Car Finance / Improving Aerodynamics to Boost Fuel Economy

Improving Aerodynamics to Boost Fuel Economy
Automakers have been interested in aerodynamics at least since the introduction of the Chrysler Airflow in 1934. But the need to improve fuel economy in recent years has pushed aerodynamics toward the top of automakers' priority lists.It turns out we — the car-buying public — have helped cause this emphasis on aerodynamics. You see, the easiest way to improve a vehicle's fuel economy is to make it smaller and lighter and give it a smaller engine. But we want 400-hp sports cars and seven-passenger SUVs and 5,000-pound-capacity tow vehicles — and we want good gas mileage, too.

Lucky for us automakers have found a way to do that: by making their vehicles slip more smoothly through the air.

"The main driver for lower aerodynamic drag is fuel economy," says Max Schenkel, General Motors technical fellow, aerodynamics. "As long as federal standards for fuel economy increase and fuel costs go up, aerodynamic drag will have to be improved."

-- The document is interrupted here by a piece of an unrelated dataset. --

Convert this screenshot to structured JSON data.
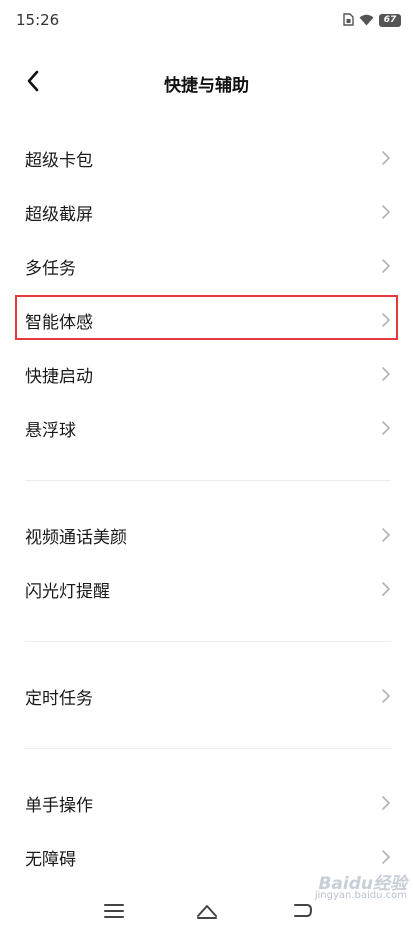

Automakers focus on aerodynamics for financial reasons, too. "Aero benefits can almost be cost-free to some extent — just how you bend the metal and how you execute gaps and joints, and…a lot of that is design," says Rick Aneiros, Chrysler Group's vice president of Jeep and truck design. "If you're trying to reduce weight by adding expensive exotic materials, that's not easy to do. And improving engine efficiency, that's not easy to do. So the leading strategy is to improve aerodynamics whenever possible. That's why we built our own full-size wind tunnel here."

In fact, today's wisdom says you can't start measuring a vehicle's aerodynamics too early in the design process. From the earliest conceptual stages on through the working-prototype stage, automakers rely on computer software and wind tunnels to ensure vehicles meet their aerodynamic targets.